Read this as a routing guide rather than a scoreboard. Both tools are excellent; they earn their keep on different tasks.

DimensionOpenAI CodexClaude Code / Cowork
Vendor / engineOpenAI: GPT-5.6 family locally, GPT-5.4 in cloud tasksAnthropic, Opus / Sonnet / Haiku
Repo instructionsAGENTS.md (cascading, 32 KiB cap)CLAUDE.md (hierarchical)
Cloud delegationCore strength: parallel cloud tasks, @codex on pull requestsCloud sessions on Anthropic VMs + Remote Control
Extension layerMCP client, SDKs, GitHub ActionSkills, hooks, subagents, agent teams, plugins, MCP
Headless / CIcodex exec + openai/codex-action@v1Print mode (-p) + GitHub/GitLab integrations
Permission modelRead-only / Auto / Untrusted / Full Access (+ OS sandbox config)Six modes + sandboxed Bash, Shift+Tab cycling
Non-developer siblingn/a (Codex is developer-focused)Claude Cowork (same engine, simplified surface)

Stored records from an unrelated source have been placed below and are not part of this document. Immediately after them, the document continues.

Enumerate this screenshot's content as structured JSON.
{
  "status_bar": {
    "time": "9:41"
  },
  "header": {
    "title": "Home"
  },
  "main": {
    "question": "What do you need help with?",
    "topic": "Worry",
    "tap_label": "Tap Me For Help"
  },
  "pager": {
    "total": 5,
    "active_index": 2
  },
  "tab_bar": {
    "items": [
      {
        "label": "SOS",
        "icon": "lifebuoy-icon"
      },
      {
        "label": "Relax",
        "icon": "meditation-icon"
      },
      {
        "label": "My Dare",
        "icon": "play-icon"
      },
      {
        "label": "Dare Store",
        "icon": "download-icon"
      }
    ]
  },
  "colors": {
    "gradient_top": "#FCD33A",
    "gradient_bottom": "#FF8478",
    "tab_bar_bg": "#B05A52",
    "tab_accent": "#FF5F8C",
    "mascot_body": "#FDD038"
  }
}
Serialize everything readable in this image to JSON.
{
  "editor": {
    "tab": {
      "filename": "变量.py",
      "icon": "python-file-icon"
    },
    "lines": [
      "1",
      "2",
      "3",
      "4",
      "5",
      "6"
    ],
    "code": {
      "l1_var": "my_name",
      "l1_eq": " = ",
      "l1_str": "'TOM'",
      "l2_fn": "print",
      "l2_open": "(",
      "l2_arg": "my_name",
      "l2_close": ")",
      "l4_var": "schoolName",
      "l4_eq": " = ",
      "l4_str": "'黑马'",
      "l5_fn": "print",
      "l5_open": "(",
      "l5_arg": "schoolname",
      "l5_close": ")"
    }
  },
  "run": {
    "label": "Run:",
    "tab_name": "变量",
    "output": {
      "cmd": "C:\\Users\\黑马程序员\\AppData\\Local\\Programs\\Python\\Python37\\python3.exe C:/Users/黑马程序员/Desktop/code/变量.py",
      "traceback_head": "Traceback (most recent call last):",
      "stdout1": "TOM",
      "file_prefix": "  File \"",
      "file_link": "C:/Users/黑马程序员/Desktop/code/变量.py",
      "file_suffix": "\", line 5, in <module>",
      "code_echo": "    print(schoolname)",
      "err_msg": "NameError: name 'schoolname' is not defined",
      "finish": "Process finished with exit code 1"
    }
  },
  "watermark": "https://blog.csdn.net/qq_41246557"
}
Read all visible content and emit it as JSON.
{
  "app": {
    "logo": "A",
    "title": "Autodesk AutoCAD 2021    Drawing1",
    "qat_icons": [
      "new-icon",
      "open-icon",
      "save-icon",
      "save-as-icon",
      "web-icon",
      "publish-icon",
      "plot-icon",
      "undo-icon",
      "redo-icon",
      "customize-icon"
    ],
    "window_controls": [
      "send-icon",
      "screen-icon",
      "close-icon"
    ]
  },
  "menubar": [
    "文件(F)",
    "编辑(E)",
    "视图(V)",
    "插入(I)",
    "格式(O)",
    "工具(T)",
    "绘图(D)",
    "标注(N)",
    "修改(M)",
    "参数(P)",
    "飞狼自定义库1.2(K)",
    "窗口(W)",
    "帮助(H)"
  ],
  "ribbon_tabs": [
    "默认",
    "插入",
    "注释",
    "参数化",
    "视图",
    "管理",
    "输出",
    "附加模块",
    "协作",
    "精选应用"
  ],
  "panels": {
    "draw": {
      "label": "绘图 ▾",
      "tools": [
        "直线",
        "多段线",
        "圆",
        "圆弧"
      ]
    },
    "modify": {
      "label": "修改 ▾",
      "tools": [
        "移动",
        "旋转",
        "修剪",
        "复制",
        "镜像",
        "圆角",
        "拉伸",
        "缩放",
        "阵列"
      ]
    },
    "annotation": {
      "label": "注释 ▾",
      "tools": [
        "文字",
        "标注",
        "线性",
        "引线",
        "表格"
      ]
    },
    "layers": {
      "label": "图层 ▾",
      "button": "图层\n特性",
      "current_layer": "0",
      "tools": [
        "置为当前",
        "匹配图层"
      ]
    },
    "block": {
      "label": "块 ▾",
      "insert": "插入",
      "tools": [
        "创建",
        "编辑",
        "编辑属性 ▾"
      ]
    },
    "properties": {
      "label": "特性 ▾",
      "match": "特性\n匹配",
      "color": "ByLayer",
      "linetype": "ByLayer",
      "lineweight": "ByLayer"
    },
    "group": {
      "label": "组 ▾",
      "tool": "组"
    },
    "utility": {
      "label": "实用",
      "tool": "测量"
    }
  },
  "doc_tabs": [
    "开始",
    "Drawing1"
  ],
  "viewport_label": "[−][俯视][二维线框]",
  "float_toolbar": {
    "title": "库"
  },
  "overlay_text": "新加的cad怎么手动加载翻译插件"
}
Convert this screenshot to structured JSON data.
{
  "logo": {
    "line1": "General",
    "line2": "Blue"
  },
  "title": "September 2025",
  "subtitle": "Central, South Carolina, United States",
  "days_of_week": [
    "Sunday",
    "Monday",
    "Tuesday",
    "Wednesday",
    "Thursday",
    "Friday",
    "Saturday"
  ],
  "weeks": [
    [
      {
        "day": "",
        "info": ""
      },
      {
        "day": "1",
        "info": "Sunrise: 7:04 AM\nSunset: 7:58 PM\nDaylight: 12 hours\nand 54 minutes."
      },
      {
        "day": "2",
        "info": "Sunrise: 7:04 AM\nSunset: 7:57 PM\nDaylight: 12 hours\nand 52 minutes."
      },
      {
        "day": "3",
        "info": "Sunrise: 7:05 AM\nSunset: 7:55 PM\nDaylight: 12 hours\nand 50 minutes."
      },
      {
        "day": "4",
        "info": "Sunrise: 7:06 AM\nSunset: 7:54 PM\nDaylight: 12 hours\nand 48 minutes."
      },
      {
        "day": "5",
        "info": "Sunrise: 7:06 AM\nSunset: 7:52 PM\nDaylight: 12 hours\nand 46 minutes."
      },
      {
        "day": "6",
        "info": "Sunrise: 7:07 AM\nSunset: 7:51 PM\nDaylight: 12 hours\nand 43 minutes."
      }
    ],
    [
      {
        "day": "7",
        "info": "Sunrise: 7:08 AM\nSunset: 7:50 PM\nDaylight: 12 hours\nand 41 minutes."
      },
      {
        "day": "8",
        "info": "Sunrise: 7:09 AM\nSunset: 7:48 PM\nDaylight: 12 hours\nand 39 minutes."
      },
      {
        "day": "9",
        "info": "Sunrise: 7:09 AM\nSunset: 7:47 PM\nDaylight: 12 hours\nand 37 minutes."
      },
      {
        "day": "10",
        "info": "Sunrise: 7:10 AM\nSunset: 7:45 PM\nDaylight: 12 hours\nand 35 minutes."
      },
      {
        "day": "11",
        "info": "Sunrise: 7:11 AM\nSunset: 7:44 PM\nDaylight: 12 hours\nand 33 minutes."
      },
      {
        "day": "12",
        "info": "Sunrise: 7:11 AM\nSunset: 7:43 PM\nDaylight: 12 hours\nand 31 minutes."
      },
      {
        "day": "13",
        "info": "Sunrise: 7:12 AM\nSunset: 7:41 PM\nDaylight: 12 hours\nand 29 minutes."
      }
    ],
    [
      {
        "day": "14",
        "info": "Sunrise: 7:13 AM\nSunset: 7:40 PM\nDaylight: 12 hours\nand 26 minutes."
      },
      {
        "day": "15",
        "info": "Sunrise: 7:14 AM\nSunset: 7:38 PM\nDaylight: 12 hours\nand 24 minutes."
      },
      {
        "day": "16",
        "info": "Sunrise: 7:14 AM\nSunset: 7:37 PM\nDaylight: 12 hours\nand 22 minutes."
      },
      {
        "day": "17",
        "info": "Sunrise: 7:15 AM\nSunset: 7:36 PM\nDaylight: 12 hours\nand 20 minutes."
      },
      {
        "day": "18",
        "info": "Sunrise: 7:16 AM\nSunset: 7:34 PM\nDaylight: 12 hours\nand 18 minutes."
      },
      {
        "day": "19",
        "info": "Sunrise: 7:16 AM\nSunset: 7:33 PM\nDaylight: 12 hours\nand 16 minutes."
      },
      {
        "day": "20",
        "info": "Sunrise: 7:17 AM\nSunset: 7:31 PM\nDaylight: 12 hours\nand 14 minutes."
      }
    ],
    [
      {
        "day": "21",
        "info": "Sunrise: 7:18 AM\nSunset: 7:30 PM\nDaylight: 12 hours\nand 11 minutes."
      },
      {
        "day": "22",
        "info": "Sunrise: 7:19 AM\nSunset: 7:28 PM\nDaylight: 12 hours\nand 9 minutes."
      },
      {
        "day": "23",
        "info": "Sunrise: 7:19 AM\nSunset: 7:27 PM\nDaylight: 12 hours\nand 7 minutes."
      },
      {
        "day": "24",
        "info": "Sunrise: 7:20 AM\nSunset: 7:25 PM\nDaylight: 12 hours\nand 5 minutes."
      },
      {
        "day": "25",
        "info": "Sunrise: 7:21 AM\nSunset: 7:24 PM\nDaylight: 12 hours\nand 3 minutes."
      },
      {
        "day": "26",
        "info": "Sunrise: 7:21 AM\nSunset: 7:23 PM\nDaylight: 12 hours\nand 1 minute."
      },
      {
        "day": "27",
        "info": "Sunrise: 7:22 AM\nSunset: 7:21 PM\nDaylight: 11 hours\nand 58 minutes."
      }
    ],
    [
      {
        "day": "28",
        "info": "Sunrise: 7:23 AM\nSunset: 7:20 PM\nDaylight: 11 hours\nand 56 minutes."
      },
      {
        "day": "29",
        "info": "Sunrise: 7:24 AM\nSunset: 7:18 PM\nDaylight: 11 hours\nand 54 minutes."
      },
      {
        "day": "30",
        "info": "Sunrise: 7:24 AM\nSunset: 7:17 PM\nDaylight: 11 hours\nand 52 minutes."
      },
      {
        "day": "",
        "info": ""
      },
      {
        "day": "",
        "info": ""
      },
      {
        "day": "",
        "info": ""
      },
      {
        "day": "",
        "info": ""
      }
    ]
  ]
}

Entry priceIncluded from Free ($0) / Go ($8)Pro $20/mo; Max from $100/mo

Practical routing: reach for Codex when the win is cloud delegation (parallel background tasks, @codex on pull requests, CI review). Reach for Claude Code when the win is local depth: skills, hooks, subagent orchestration, MCP-heavy setups. If the work isn't code at all, that's Claude Cowork (module 11 in this curriculum).